Conduceva tutti a Cristo

La notizia della rara malattia di Marta s’era sparsa per tutto il territorio circostante. Erano sempre più numerosi coloro che si recavano a visitare la donna chiedendo consigli, orientamento e preghiera. Erano in migliaia a visitarla. Anche persone con cariche importanti, nella Chiesa, nello Stato, cardinali, vescovi, sacerdoti, ministri, professori, ricchi imprenditori, ma anche umili operai, contadini, persone afflitte da varie dipendenze ed addirittura tormentante da pensieri di suicidio. La malata dava agli interessati risposte immediate e concise, fornendo orientamento o ammonimento. Per lei non c’era domanda senza risposta, problema senza soluzione, situazione senza via d’uscita. Alle persone disperate e sofferenti che si recavano da lei per un consiglio ella diceva che avrebbe preso sulle proprie spalle il loro fardello. Così poteva ripagare il debito a Dio per loro e per le loro colpe. Per esempio, dopo la confessione di una certa prostituta, Marta si fece carico di tutta la sofferenza causata dalla sua vita peccaminosa.

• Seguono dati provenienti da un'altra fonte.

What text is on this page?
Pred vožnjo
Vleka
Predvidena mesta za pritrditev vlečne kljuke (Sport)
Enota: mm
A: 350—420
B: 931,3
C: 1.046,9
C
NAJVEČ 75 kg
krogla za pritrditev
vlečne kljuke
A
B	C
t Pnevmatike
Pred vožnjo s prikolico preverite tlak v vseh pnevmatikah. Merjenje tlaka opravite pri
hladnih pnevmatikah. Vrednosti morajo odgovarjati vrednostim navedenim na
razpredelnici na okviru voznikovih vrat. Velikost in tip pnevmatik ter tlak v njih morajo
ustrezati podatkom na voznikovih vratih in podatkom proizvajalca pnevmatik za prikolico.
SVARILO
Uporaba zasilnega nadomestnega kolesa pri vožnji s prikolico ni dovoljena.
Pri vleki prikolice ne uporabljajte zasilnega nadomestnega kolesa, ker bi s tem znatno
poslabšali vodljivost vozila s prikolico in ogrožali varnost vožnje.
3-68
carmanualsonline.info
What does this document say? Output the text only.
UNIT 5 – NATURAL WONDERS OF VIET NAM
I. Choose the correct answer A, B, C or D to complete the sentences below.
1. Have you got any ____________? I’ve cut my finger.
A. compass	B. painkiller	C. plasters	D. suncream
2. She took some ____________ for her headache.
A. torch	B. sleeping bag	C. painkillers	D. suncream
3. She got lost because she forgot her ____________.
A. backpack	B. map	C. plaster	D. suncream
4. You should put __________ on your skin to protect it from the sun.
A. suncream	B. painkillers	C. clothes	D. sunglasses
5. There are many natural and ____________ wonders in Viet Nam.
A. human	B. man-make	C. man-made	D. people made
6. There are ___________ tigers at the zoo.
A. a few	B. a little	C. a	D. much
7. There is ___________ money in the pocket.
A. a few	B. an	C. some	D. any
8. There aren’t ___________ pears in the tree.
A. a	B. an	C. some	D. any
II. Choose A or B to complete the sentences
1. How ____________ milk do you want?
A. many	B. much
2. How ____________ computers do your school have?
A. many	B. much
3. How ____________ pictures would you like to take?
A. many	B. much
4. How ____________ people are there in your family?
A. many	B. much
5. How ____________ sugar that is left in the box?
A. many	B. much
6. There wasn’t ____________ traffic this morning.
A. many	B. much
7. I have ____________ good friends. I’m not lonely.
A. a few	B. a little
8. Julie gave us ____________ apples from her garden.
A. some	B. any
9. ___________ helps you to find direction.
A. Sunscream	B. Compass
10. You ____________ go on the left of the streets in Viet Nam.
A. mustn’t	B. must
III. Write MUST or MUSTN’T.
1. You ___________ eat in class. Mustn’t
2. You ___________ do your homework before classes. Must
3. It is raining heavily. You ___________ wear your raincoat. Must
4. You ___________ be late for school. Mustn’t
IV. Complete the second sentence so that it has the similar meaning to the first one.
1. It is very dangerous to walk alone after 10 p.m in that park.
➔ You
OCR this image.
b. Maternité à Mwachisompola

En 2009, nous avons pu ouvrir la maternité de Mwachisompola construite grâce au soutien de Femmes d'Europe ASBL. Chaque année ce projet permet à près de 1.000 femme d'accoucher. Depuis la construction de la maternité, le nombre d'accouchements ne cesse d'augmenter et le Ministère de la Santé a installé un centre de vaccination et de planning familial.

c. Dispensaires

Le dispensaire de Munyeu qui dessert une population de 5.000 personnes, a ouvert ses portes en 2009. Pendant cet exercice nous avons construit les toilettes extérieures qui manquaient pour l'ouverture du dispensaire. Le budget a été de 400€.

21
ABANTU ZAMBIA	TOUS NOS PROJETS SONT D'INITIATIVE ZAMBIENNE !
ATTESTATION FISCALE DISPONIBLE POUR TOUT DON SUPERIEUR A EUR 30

Conduceva tutti a Cristo che guarisce tutte le ferite, placa tutti i dolori e risolve anche i problemi più gravi. Spesso una sola parola di Marta bastava a risolvere la vita di molti. Accoglieva i peccatori con estrema compassione. Li amava con l’amore di Cristo. Il diavolo la opprimeva con tentazioni di vario genere e dunque ella stessa conosceva il peso delle colpe più dei colpevoli. Ecco perché Marta, per mezzo del potere dell’unione con Cristo nella preghiera e nell’Eucarestia e attraverso l’accettazione volontaria della sofferenza, portava avanti per i peccatori una continua lotta contro le forze del male, permettendo a migliaia e migliaia di persone di sfuggire alle grinfie del Maligno.